Bien qu’un petit nombre de personnes soient devenus dépendants (notamment en Thaïlande), kratom n’a pas d’effet accrocheur quand on l’utilise de façon responsable. Lors d’un usage récréatif occasionnel, et non quotidien, le risque de devenir dépendant est quasi-inexistant.
Pourtant, il est important de ne pas s’habituer à prendre le kratom tous les jours. Comme beaucoup de drogues (alcool, café, tabac) le kratom peut devenir une habitude dont il est difficile de se libérer, surtout lors d’un usage intensif prolongé. Nous vous conseillons de ne pas utiliser kratom tous les jours.

Les risques pour la santé sont faibles, sauf si vous consommez une grande quantité tous les jours. En Thaïlande, il y a des gens qui prennent kratom tous les jours et ces gens peuvent développer une perte de poids et une pigmentation noire du visage et ils auront des symptômes physiques de désintoxication lorsqu’ils arrêtent brusquement.

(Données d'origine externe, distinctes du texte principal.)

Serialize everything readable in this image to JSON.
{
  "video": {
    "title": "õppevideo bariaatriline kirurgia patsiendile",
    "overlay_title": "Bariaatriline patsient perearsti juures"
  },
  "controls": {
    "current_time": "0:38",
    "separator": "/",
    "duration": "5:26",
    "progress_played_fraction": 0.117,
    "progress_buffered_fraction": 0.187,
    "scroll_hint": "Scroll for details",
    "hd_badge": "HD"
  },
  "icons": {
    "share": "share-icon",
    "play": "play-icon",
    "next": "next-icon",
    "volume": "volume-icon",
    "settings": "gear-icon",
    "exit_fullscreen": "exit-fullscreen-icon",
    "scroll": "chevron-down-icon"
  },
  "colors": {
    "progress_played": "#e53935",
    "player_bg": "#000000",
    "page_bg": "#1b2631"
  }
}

Ces symptômes incluent douleurs musculaires, irritabilité, pleurs excessifs, nez qui coule, diarrhée et spasmes.

Certains gens ont fait mention de nausée, d’urination augmentée et de constipation comme effets secondaires. Comme avec toute autre substance, la sensibilité de chaque individu varie. Certains gens peuvent avoir une réaction allergique du kratom, même s’il est utilisé de façon responsable.

Conseils

Nous vous conseillons de ne pas utiliser le kratom trop souvent : pas plus d’une fois par semaine, et de préférence pas plus d’une ou deux fois par mois. De cette façon, votre corps ne s’habitue pas et l’expérience sera plus intense et agréable.

En général, il n’est pas recommandé de combiner les drogues. Il est conseillé de ne pas combiner le kratom avec yohimbine, cocaïne, amphétamines ou grandes quantités de caféine pour risque de surstimulation ou d’hypertension. Nous déconseillons de combiner le kratom avec une grande quantité d’alcool, avec benzodiazépines, opiacés ou d’autres dépresseurs du système nerveux. Il est possible qu’une telle combinaison cause la sur-sédation ou même une dépression des voies respiratoires.

Il est également déconseillé de combiner le kratom avec les inhibiteurs de la MAO, tels que Rue de Syrie (Peganum harmala), Banisteriopsis caapi, Passiflore (Passiflora incarnata) et certains anti-dépresseurs. Des réactions très violentes, même fatales, peuvent se produire quand on combine les inhibiteurs de la MAO avec des monoamines. La combinaison des inhibiteurs de la MAO avavec kratom, qui contient des monoamines, n’a pas encore été étudiée.

Autres risques

Il est fortement déconseillé d’opérer des machines lourdes, de conduire ou de s’engager dans une autre activité dangereuse pendant que vous êtes sous l’influence de kratom. Même si vous vous sentez actif, il est possible que la fatigue vous prenne au dépourvu. Fiez-vous au bon sens.

Si vous êtes enceinte ou allaitante, ou si vous avez moins de 18 ans : ne prenez des médicaments ou d’autres produits qu’après avoir consulté un médecin. L’usage de kratom par femmes enceintes est fortement déconseillé.

Fiez-vous au bon sens, quand vous voulez utiliser le kratom à des fins médicales, comme le trouble du déficit d’attention ou la dépression. Sans doute, vous n’êtes pas médecin, donc nous vous conseillons de consulter un spécialiste avant d’utiliser le kratom dans ce but.